Nagios Monitoring Engine Stops On Its Own

This support forum board is for support questions relating to Nagios XI, our flagship commercial network monitoring solution.
Locked
nicholashadaway
Posts: 31
Joined: Thu Sep 05, 2019 1:03 pm

Nagios Monitoring Engine Stops On Its Own

Post by nicholashadaway »

I have now logged in a couple of times to my monitoring instance and found that the "Montioring Engine Process" is stopped even though I am not the one stopping the engine.

Does Nagios auto-shutdown if load is too high?
What are the possibile scenarios?
ssax
Dreams In Code
Posts: 7682
Joined: Wed Feb 11, 2015 12:54 pm

Re: Nagios Monitoring Engine Stops On Its Own

Post by ssax »

No auto-shutdown inherently built in, are you seeing any segfaults or anything in your /usr/local/nagios/var/nagios.log?

Please PM a copy of your profile, you can download it from Admin > System Profile > Download Profile.

As root, please send the output of these commands (hopefully when it's already stopped on it's own and you've taken no corrective action):

Code: Select all

ps aux
ipcs -q
Please include the output of these commands as well (run as root):

Code: Select all

sysctl -p
ulimit -a
chage -l nagios
su -s /bin/bash -c 'ulimit -a' nagios
su -s /bin/bash -c 'ulimit -a' mysql
If you have these files, please attach:

Code: Select all

/etc/init.d/npcd
/etc/init.d/nagios
Additionally, please send the output of these commands (as root):
- NOTE: You may need to adjust the -h 127.0.0.1, the -uroot, and -pnagiosxi in the first command if your DB is offloaded to another server and/or you've changed the root mysql password

Code: Select all

echo "SELECT table_name AS 'Table', round(((data_length + index_length) / 1024 / 1024), 2) 'Size in MB' FROM information_schema.TABLES WHERE table_schema IN ('nagios', 'nagiosql', 'nagiosxi');" | mysql -h 127.0.0.1 -uroot -pnagiosxi --table
Then run this command:

Code: Select all

grep mysql /usr/local/nagiosxi/html/config.inc.php | wc -l
If it outputs the number 2, run the command below as well and include the output, if it outputs anything other than 2 - don't run the command. (some XI systems use both mysql and postgresql if they were install prior to XI 5.0 and then upgraded from there).

Code: Select all

echo "SELECT relname as Table, pg_size_pretty(pg_total_relation_size(relid)) As Size, pg_size_pretty(pg_total_relation_size(relid) - pg_relation_size(relid)) as ExternalSize FROM pg_catalog.pg_statio_user_tables ORDER BY pg_total_relation_size(relid) DESC;" | psql nagiosxi nagiosxi
ssax
Dreams In Code
Posts: 7682
Joined: Wed Feb 11, 2015 12:54 pm

Re: Nagios Monitoring Engine Stops On Its Own

Post by ssax »

Profile received, please send all the rest of the information requested as well.

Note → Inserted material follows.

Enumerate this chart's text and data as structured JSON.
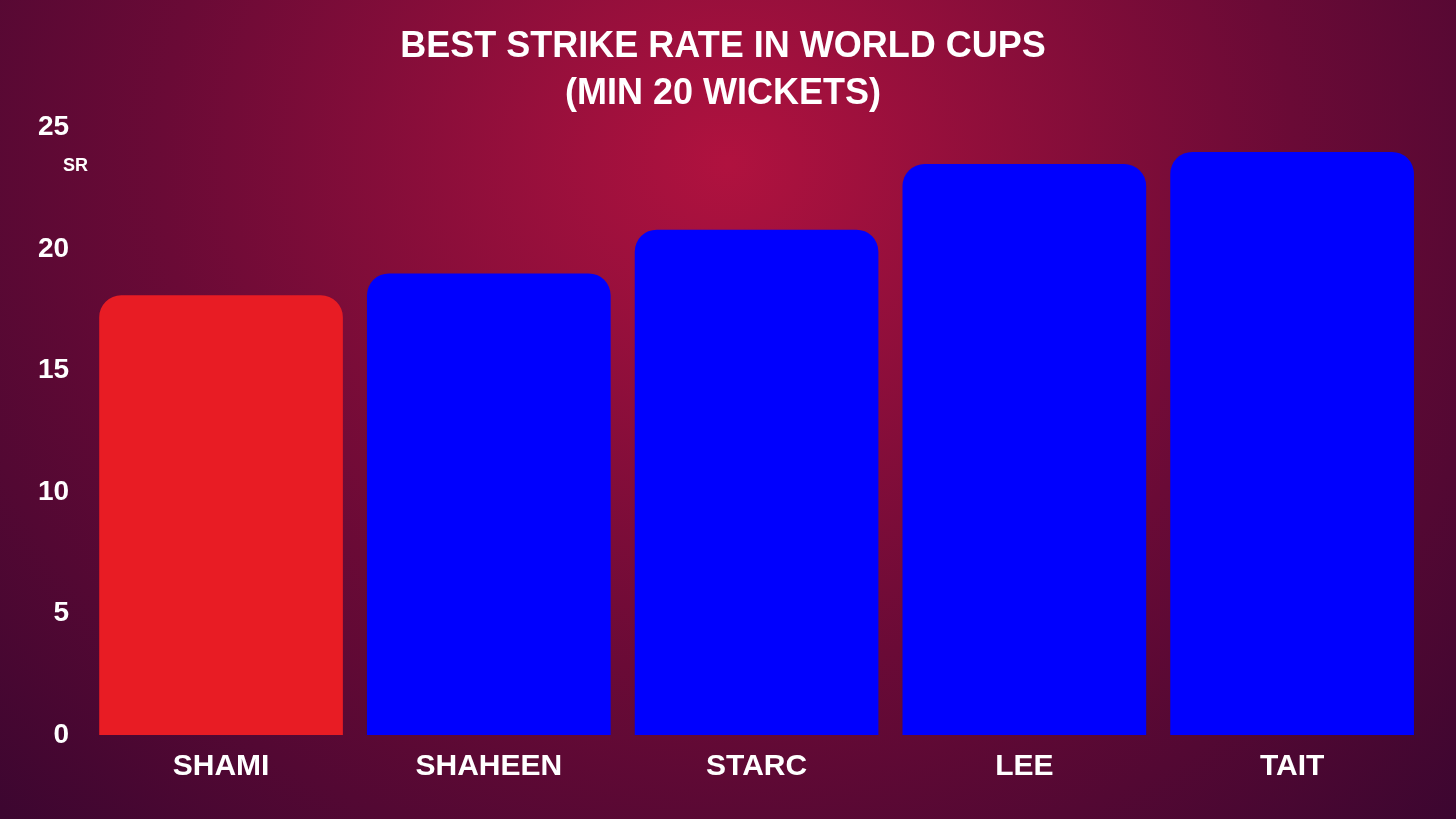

The only things I'd like to see when the issue is occurring is these:

Code: Select all

ps aux
ipcs -q
top -n3
df -h
df -i
tail /var/log/mariadb/mariadb.log
The rest of the information shouldn't change and could point us in a direction sooner so please send it/attach the files.

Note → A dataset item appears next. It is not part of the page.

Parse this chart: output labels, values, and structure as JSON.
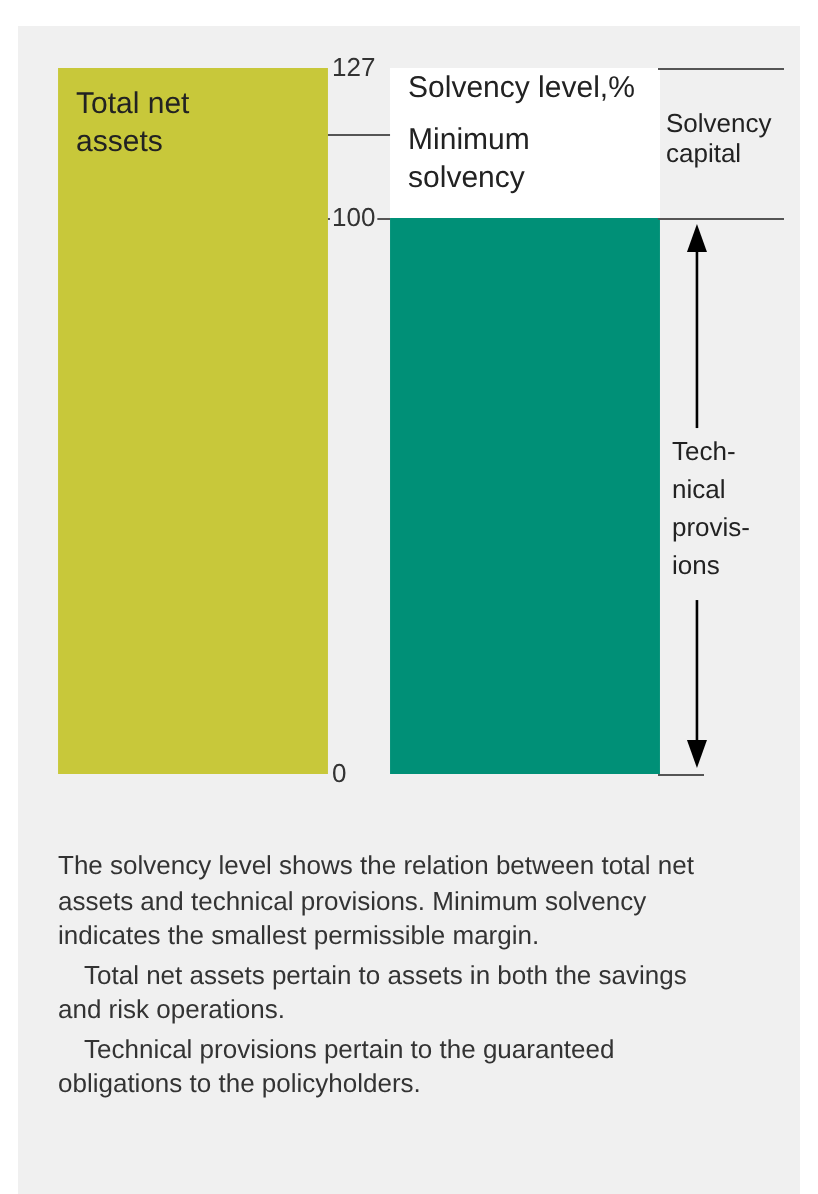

Looking at your profile I'm wondering if it was your ramdisk that filled up, grab the output above once it occurs and BEFORE you do any remediation.

Additionally, do you see anything in /var/log/mariadb/mariadb.log now that could indicate an issue?

Thank you!
nicholashadaway
Posts: 31
Joined: Thu Sep 05, 2019 1:03 pm

Re: Nagios Monitoring Engine Stops On Its Own

Post by nicholashadaway »

I don't have it in an error state currently.
as soon as I catch it again, I will be glad to do this.

I did find my test instance of nagios failed this morning though. Attached is a screenshot showing the eventlog catching a "SIGTERM"

I will send you the profile for that machine, as well as the output of the commands you specified in PM.

Thank you.
You do not have the required permissions to view the files attached to this post.
User avatar
mbellerue
Posts: 1403
Joined: Fri Jul 12, 2019 11:10 am

Re: Nagios Monitoring Engine Stops On Its Own

Post by mbellerue »

It will probably be best to keep the two machines separate, because we don't know that the two instances are failing for the same reason. We'll keep this thread open and wait to hear back on the original instance of Nagios.
As of May 25th, 2018, all communications with Nagios Enterprises and its employees are covered under our new Privacy Policy.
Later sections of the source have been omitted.